Dit vonnis is gewezen door mr. W.H.S. Duinkerke (voorzitter), mr. P. Verkroost en mr. G.L.C. van den Bosch, rechters, in tegenwoordigheid van mr. L.L.M. van Schaik, griffier, en uitgesproken ter openbare terechtzitting van deze rechtbank op 17 december 2024.
Mr. Verkroost, mr. Van den Bosch en mr. Van Schaik zijn buiten staat dit vonnis mede te ondertekenen.

Voetnoten

1.Het bewijs is terug te vinden in het in de wettelijke vorm door [verbalisant 1] van de politie Oost-Nederland, opgemaakte proces-verbaal, dossiernummer PL0600-2024015473, gesloten op 6 juni 2024 en in de bijbehorende in wettelijke vorm opgemaakte processen-verbaal en overige schriftelijke bescheiden, tenzij anders vermeld. De vindplaatsvermeldingen verwijzen naar de pagina’s van het doorgenummerde dossier, tenzij anders vermeld.

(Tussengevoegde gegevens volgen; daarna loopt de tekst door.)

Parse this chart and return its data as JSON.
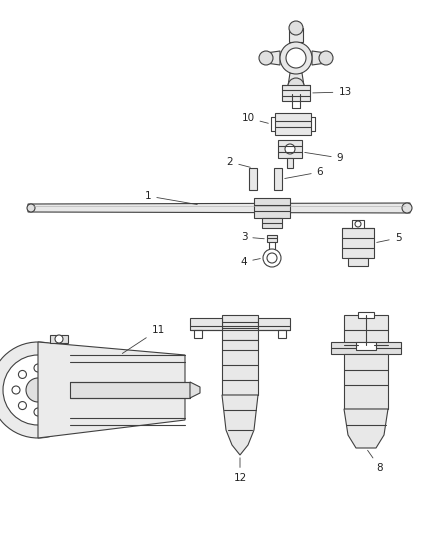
{
  "background_color": "#ffffff",
  "line_color": "#404040",
  "label_color": "#222222",
  "fig_width": 4.38,
  "fig_height": 5.33,
  "dpi": 100
}
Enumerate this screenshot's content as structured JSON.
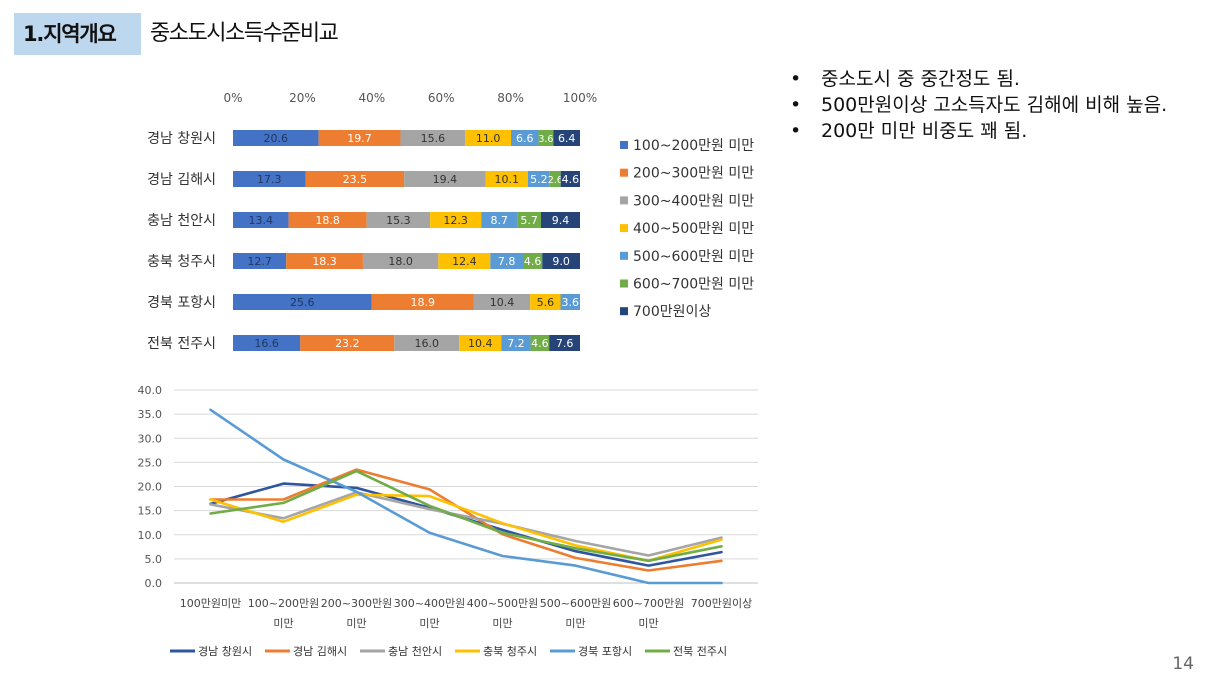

2.Proces-verbaal van bevindingen, p. 75-76.
3.Proces-verbaal onderzoek verdovende middelen, p. 197-198; Rapporten NFiDENT, p. 201 en 202.
4.Proces-verbaal van verhoor verdachte [medeverdachte] , p. 246.
5.Proces-verbaal van bevindingen, p. 99-102.
6.Verklaring van verdachte zoals afgelegd ter terechtzitting van 3 december 2024.
7.Het bewijs is terug te vinden in het in de wettelijke vorm door [verbalisant 2] van de politie Oost-Nederland, district Noord en Oost Gelderland, opgemaakte proces-verbaal, dossiernummer PL0600-2024232857, gesloten op 28 mei 2024 en in de bijbehorende in wettelijke vorm opgemaakte processen-verbaal en overige schriftelijke bescheiden, tenzij anders vermeld. De vindplaatsvermeldingen verwijzen naar de pagina’s van het doorgenummerde dossier, tenzij anders vermeld.